Joe Tereshinski, a UGA football strength and conditioning coach and a co-coordinator of Coach Mark Richt’s summer football camp for grade-schoolers, denies charges from a Domino’s employee that the camp engaged in pizza profiteering at the expense of kids as young as eight years old.
The employee, who for obvious reasons asked to remain anonymous, works at the Domino’s Pizza location on Baxter Street. S/he says Tereshinski, or “Coach T” as he likes to be called, ordered hundreds of pizzas over the course of this year’s camp, which ran from June 9 through June 19. Domino’s gave Tereshinski a discount, charging just $4 each (with no tax) for medium pepperoni pizzas. But the employee claims tables set up outside McWhorter Hall by camp coaches selling the pizzas to the kids bore signs reading “Pizza! $10!”
According to the employee, from June 9 through June 16, Coach Richt’s camp ordered 410 medium pizzas, paying a total of $1640. Selling the pies for $10 each, that would mean a profit of $2460. The Domino’s employee further claims Tereshinski told the store to refuse orders called in by the kids themselves, who could have purchased their own large pepperoni pizzas for $7.48.
The UGA Athletic Association, which sponsors the Mark Richt Football Camp, is somewhat of a public-private partnership – “public” in that it benefits from the use of taxpayer-funded facilities, “private” in the sense that it isn’t accountable to anyone for its activities.
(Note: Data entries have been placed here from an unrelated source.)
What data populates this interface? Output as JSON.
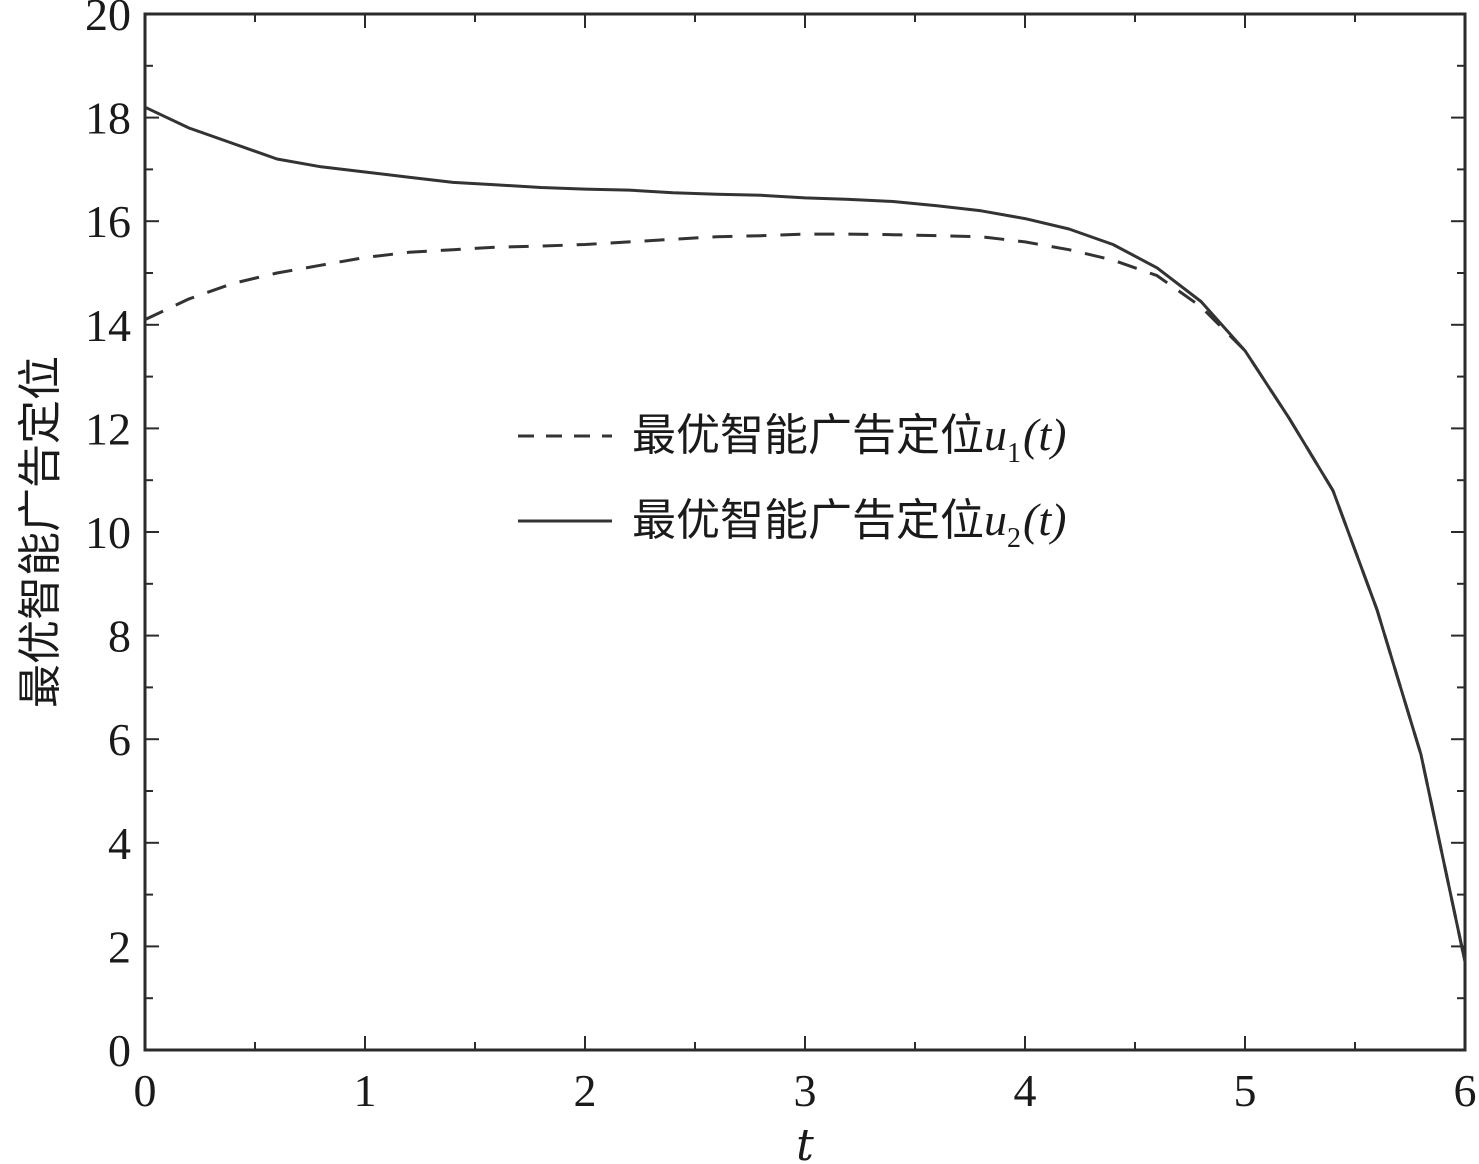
{
  "chart_data": {
    "type": "line",
    "xlabel": "t",
    "ylabel": "最优智能广告定位",
    "xlim": [
      0,
      6
    ],
    "ylim": [
      0,
      20
    ],
    "xticks": [
      0,
      1,
      2,
      3,
      4,
      5,
      6
    ],
    "yticks": [
      0,
      2,
      4,
      6,
      8,
      10,
      12,
      14,
      16,
      18,
      20
    ],
    "grid": false,
    "legend_position": "center-right",
    "series": [
      {
        "name": "最优智能广告定位u1(t)",
        "legend_text": "最优智能广告定位",
        "legend_var": "u",
        "legend_sub": "1",
        "legend_suffix": "(t)",
        "style": "dashed",
        "color": "#333333",
        "x": [
          0,
          0.2,
          0.4,
          0.6,
          0.8,
          1.0,
          1.2,
          1.4,
          1.6,
          1.8,
          2.0,
          2.2,
          2.4,
          2.6,
          2.8,
          3.0,
          3.2,
          3.4,
          3.6,
          3.8,
          4.0,
          4.2,
          4.4,
          4.6,
          4.8,
          5.0,
          5.2,
          5.4,
          5.6,
          5.8,
          6.0
        ],
        "values": [
          14.1,
          14.5,
          14.8,
          15.0,
          15.15,
          15.3,
          15.4,
          15.45,
          15.5,
          15.52,
          15.55,
          15.6,
          15.65,
          15.7,
          15.72,
          15.75,
          15.75,
          15.74,
          15.72,
          15.7,
          15.6,
          15.45,
          15.25,
          14.95,
          14.35,
          13.5,
          12.2,
          10.8,
          8.5,
          5.7,
          1.7
        ]
      },
      {
        "name": "最优智能广告定位u2(t)",
        "legend_text": "最优智能广告定位",
        "legend_var": "u",
        "legend_sub": "2",
        "legend_suffix": "(t)",
        "style": "solid",
        "color": "#333333",
        "x": [
          0,
          0.2,
          0.4,
          0.6,
          0.8,
          1.0,
          1.2,
          1.4,
          1.6,
          1.8,
          2.0,
          2.2,
          2.4,
          2.6,
          2.8,
          3.0,
          3.2,
          3.4,
          3.6,
          3.8,
          4.0,
          4.2,
          4.4,
          4.6,
          4.8,
          5.0,
          5.2,
          5.4,
          5.6,
          5.8,
          6.0
        ],
        "values": [
          18.2,
          17.8,
          17.5,
          17.2,
          17.05,
          16.95,
          16.85,
          16.75,
          16.7,
          16.65,
          16.62,
          16.6,
          16.55,
          16.52,
          16.5,
          16.45,
          16.42,
          16.38,
          16.3,
          16.2,
          16.05,
          15.85,
          15.55,
          15.1,
          14.45,
          13.5,
          12.2,
          10.8,
          8.5,
          5.7,
          1.7
        ]
      }
    ]
  }
}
This means the Mark Richt Camp can charge whatever it wants for pizza, be it $4 or $10 or $100. However, since parents who already pay from $295 to $525 to send their kids to the camp might be interested in such things, Flagpole called up Coach T. Here’s what he had to say:
Joe Tereshinski: Hello?
Flagpole: Yes, who’s speaking please?
JT: Coach Tereshinski.
FP: Yes sir, my name is Brad Aaron. I’m calling from Flagpole Magazine. I got some information, regarding the football camp, that the pizzas that are ordered there from Domino’s – that the camp pays $4 each for them, but the kids are charged $10. I’m calling to find out if that’s true, and if so –
JT: No that’s not true.
FP: How does that work then?
JT: Who are you with?
FP: Flagpole Magazine, right.
JT: What’s your interest in this?
FP: Well, if it was true then it’s a news story.
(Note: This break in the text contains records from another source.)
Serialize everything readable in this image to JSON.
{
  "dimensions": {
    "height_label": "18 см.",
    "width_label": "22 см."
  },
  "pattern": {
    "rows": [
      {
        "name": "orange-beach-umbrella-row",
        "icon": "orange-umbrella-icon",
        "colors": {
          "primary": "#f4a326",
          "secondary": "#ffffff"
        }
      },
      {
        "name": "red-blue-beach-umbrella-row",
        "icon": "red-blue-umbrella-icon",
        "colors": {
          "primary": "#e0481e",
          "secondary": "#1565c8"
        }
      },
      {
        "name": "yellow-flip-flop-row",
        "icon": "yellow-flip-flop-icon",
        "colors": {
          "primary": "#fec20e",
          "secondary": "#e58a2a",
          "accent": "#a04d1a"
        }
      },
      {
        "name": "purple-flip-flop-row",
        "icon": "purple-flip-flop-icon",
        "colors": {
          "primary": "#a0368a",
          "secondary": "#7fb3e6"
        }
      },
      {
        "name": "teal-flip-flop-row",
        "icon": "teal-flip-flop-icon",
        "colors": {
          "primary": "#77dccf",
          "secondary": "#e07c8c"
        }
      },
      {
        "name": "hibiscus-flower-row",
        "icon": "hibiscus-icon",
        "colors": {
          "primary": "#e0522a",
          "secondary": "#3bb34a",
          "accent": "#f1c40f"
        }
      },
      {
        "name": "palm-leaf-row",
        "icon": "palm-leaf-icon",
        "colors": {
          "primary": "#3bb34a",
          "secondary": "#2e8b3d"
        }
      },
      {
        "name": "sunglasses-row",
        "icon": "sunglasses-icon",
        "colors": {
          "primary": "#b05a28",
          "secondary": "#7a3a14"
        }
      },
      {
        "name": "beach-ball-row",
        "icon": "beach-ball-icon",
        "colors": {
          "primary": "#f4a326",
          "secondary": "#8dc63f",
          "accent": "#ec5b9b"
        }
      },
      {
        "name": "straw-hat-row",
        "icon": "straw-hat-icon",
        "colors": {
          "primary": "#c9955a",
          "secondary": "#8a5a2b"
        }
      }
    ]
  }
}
JT: Why is that a news story?
FP: It’s a news story in that if the camp is paying $4 each and they’re charging $10, I’m just wondering where the $6 goes for each pizza sold.
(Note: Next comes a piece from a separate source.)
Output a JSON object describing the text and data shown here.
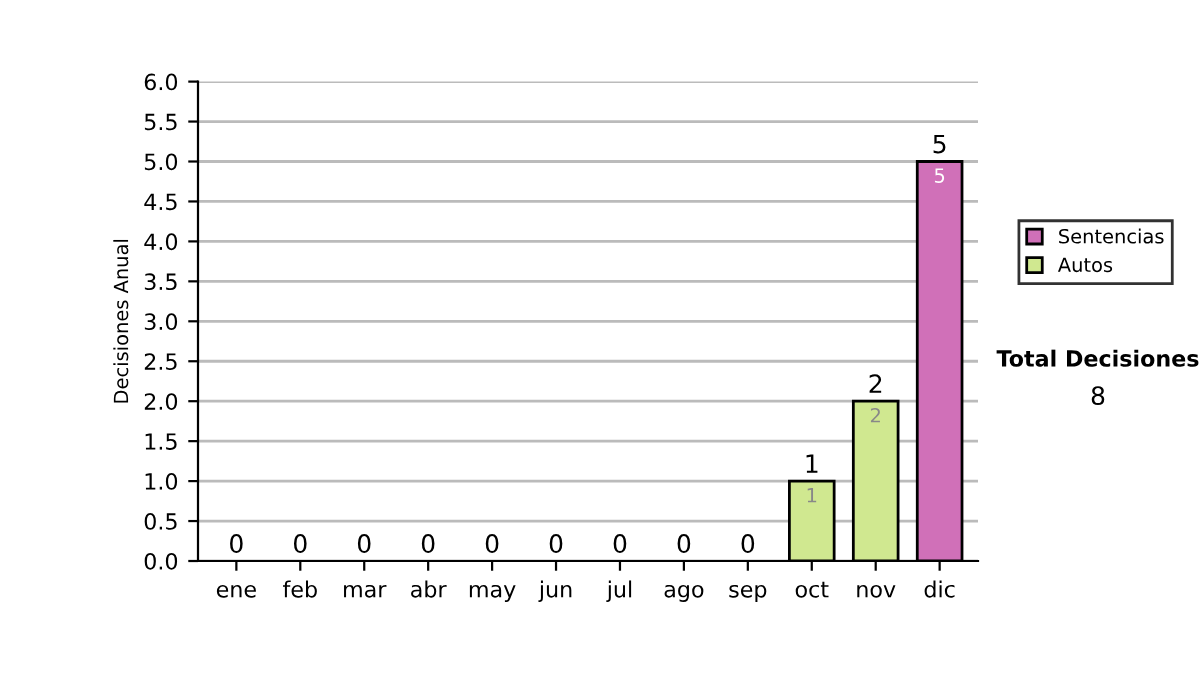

JT: What business is that of yours – first of all it’s not true – and number two, what business is it of yours?
FP: As a news reporter I would think the community would be interested in it –
FP: – it’s not necessarily that it’s my business.
JT: What’s news about it?
FP: It’s news in that where that $6 goes if the kids are paying the tuition…
JT: Tuition doesn’t cover what they do for snack food at night. It doesn’t cover what extra t-shirts they want to buy or hats or former game jerseys that are sold. At any camp that’s held at the University of Georgia they all have concessions, they all have apparel, they all have things like that. And it’s really not public knowledge or public interest or anybody’s business what a private organization does. I mean, do you call up WorldCom and ask them what they do with their money?
FP: If I thought that was a story that the people of Athens would be interested in then I would, but I’m just asking – if you’re saying that it’s not true –
JT: They don’t pay $10, no.
FP: Okay. Well that pretty much answers my question then. And thank you for your time.
JT: You’re welcome.
Author’s addendum: calls to WorldCom were unreturned at deadline.